Re: Professional Women in a Bollywood Daze?

No Fayz, again, you misunderstand. As I said before, its not an issue of sitting at home or not. Its an issue of blindly obeying your husband even if it means doing something you dont want to do, just because, as Angel Eyes has demonstrated, that (as the myth goes), you must do everything your husband orders you to do.

Marriage, at least in my humble opinion, is not about one person barking orders and the other following. It should not have to be that way, at least, nor do I think that’s how an Islamic marriage is run.

Rather, the right way to do it is compromise. Of course, I dont argue against that.

What I am asking, is specifically about professional women, with their training and their ability to deal with people in a professional and sophisticated manner…how do some of them morph into attention-seeking insecure girls that will tolerate abuse (as indicated by examples given in the initial post) from their husband, just because he is “the man”?

I would think that at least a professional woman would have more strength and courage, just given the advantage of her career training and situations she’s probably gone thru, to stand her ground, when she’s being abused.

Now i’m not talking about guys who want a sit-at-home wife, because I woudl think a professional woman would be able to sort out that issue before marriage, according to her wants. But why do these women become spineless when their husbands and in-laws pressure them to give up their career WHEN THEY DO NOT WANT TO. Or when they’re being physically/emotionally abused by the husband?
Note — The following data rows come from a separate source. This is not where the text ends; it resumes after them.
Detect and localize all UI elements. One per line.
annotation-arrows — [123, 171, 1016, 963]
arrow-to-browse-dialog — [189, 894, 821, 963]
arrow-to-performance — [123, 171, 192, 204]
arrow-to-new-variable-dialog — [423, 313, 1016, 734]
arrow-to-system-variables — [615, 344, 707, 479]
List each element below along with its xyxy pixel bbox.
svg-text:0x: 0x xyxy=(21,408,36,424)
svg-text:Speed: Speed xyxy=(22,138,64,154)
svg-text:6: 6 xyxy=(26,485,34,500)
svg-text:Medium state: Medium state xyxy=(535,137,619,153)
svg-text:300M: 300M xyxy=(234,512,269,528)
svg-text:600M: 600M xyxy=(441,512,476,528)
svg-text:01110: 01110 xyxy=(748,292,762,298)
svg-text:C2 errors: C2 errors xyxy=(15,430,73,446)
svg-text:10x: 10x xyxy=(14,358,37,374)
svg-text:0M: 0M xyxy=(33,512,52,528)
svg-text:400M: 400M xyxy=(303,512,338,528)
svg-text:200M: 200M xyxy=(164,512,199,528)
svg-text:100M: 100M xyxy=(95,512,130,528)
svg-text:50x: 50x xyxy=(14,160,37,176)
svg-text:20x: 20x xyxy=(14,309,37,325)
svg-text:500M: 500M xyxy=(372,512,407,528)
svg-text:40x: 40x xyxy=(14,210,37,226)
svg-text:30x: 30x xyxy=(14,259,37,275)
Fayz, I am sure you don’t condone that sort of behavior. However, I’ve seen some girls get into these situaitons, and they say the same thing…“Oh well, he’s my husband, so I’m just trying to be a good wife”…

Tolerating abuse is being a good wife? Professional training has taught desi girls that?

Re: Professional Women in a Bollywood Daze?

dont mock me…if you want to argue something that is fine but dont get personal with me…understood?

Re: Professional Women in a Bollywood Daze?

Then don't mock others, if you wish to be respected. Mein koi tumhari bakhwaas sunay wali nahi hoon, samjhi?

Re: Professional Women in a Bollywood Daze?

Maybe the issue isn't the women, how they are raised, and what they are thinking. It is rather the way men are raised and what they expect. Some men grow up thinking it's okay to demand such things of their wives. Very few women grow up thinking the same way, I think.